O Monumento a Anhanguera é outro alvo preferido dos protestos descoloniais – e talvez seu posicionamento em frente ao Masp conte pontos aqui –, começando pela marcha de cerca de 1,2 mil indígenas e quilombolas, em 2013, que por ali passaram atando-o com um tecido pintado com grafismos indígenas, antes de alcançar o Monumento às Bandeiras para tingi-lo de vermelho. A obra figura nas recentes listagens de monumentos que deveriam ser retirados ou derrubados, informa o texto de Isabela Leite no site do projeto demonumenta: “O Projeto de Lei 404-2020 de Erica Malunguinho, por exemplo, define-o como um dos ‘oito monumentos da cidade destinados a homenagear defensores e pessoas comprometidas com o sistema escravista’ e propõe sua retirada de via pública e armazenamento em museu”.

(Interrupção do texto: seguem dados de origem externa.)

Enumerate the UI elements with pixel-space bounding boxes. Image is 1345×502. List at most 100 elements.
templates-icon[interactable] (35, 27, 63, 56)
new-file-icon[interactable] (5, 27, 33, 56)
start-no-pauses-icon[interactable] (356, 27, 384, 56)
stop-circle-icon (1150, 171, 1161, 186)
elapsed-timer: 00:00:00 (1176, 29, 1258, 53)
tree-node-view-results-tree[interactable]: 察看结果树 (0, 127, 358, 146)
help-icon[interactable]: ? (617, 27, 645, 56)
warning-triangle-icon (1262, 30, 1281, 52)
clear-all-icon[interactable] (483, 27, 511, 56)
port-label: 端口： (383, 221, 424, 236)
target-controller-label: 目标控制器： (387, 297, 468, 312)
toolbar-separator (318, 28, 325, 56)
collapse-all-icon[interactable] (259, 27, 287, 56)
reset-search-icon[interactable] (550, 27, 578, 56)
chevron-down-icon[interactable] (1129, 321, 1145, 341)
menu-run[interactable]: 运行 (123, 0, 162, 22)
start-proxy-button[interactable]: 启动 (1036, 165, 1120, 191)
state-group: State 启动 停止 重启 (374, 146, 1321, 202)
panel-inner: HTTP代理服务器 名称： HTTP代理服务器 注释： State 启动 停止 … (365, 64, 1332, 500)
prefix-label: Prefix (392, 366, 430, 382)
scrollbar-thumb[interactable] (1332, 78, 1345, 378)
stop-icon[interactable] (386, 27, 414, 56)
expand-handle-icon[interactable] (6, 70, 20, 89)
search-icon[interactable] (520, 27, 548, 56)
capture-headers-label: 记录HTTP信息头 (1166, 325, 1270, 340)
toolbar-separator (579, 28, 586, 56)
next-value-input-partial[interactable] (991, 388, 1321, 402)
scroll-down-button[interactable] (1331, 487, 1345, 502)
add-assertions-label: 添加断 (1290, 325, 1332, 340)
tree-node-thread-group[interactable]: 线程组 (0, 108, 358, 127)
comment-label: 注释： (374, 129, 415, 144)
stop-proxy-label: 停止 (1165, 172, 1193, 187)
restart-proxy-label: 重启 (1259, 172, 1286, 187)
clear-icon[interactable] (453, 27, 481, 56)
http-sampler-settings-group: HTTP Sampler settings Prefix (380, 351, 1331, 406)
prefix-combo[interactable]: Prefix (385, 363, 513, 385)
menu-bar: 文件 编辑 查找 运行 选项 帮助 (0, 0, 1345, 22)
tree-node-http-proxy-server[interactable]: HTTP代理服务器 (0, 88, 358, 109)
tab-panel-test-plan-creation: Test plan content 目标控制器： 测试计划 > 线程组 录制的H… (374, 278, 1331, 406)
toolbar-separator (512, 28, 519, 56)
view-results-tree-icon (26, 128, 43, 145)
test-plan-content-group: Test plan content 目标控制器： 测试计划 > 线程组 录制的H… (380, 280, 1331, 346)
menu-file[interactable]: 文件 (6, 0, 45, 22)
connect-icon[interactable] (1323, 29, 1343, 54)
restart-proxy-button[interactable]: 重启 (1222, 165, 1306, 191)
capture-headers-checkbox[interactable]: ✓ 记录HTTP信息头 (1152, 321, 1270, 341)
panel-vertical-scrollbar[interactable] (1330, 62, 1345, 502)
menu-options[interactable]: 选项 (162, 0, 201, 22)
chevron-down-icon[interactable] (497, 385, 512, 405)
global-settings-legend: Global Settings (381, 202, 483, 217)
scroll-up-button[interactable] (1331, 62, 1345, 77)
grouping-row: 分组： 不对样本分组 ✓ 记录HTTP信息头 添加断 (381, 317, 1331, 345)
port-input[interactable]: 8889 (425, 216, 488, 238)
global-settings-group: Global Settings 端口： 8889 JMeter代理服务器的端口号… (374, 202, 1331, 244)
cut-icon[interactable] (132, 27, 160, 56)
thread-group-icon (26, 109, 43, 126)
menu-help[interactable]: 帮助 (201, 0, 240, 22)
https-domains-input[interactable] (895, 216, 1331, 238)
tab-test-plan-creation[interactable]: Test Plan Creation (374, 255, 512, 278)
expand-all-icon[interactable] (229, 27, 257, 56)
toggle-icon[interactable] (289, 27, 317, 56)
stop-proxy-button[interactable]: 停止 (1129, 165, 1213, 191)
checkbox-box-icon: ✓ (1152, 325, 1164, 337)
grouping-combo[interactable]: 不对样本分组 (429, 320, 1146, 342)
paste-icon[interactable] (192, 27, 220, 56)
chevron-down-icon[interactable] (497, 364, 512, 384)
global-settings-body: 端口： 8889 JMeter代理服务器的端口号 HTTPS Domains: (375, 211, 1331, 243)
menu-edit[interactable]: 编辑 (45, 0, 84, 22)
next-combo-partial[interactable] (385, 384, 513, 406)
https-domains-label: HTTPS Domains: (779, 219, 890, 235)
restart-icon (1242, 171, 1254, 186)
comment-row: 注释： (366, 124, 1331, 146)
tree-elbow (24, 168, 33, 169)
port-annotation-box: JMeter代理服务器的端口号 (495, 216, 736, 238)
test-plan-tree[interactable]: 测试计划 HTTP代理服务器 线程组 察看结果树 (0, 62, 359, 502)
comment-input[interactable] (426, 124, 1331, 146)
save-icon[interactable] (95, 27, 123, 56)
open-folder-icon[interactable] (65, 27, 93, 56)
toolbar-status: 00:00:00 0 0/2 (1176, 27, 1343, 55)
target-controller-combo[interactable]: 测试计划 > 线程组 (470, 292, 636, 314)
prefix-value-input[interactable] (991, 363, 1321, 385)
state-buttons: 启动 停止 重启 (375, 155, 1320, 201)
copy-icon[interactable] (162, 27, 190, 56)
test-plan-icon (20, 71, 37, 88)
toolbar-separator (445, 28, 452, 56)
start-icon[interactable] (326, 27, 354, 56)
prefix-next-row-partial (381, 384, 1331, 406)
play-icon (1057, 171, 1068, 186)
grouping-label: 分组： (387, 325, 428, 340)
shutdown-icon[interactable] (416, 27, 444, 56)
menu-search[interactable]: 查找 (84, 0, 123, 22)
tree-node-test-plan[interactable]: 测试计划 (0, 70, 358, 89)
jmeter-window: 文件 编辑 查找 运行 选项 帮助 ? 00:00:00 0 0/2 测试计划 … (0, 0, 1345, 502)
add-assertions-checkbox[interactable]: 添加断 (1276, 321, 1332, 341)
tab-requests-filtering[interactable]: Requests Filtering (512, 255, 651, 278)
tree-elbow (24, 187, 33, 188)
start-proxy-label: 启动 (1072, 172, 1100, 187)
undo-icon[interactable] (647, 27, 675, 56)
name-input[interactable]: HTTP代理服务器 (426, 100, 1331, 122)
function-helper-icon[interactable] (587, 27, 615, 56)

A contestação dos monstrumentos no contexto da arte contemporânea é fruto direto das pressões dos movimentos sociais. No ínterim entre esses âmbitos se insere o Grupo de Ação, que se autodefine como “aliança suprapartidária e anticapitalista de pessoas movidas por uma força sem nome próprio, feita no acaso da necessidade”. O grupo faz, desde o início do governo Bolsonaro, ações públicas de resistência com textos, pinturas, projeções, atos, performances e intervenções urbanas. Em outubro de 2020, eles dispuseram caveiras retiradas do lixo de uma escola de samba na base dos principais monumentos a bandeirantes em São Paulo. Mas é possível ler outras de suas intervenções na chave da descolonização. Como o Antidesfile, promovido em 7 de setembro de 2020, que desmonumentalizou o grito da Independência com recursos plásticos e poéticos como a bandeira: “Dependência e Morte”, escrita com tipografia de tags do picho paulistano.
Um símbolo da ausência de políticas públicas efetivas sob a pandemia é a estátua do patrono do Exército brasileiro, no Centro de São Paulo, cercada de pessoas sem-teto, sem dignidade e com fome. Há muito o que se pensar e discutir sobre a representatividade dos monumentos.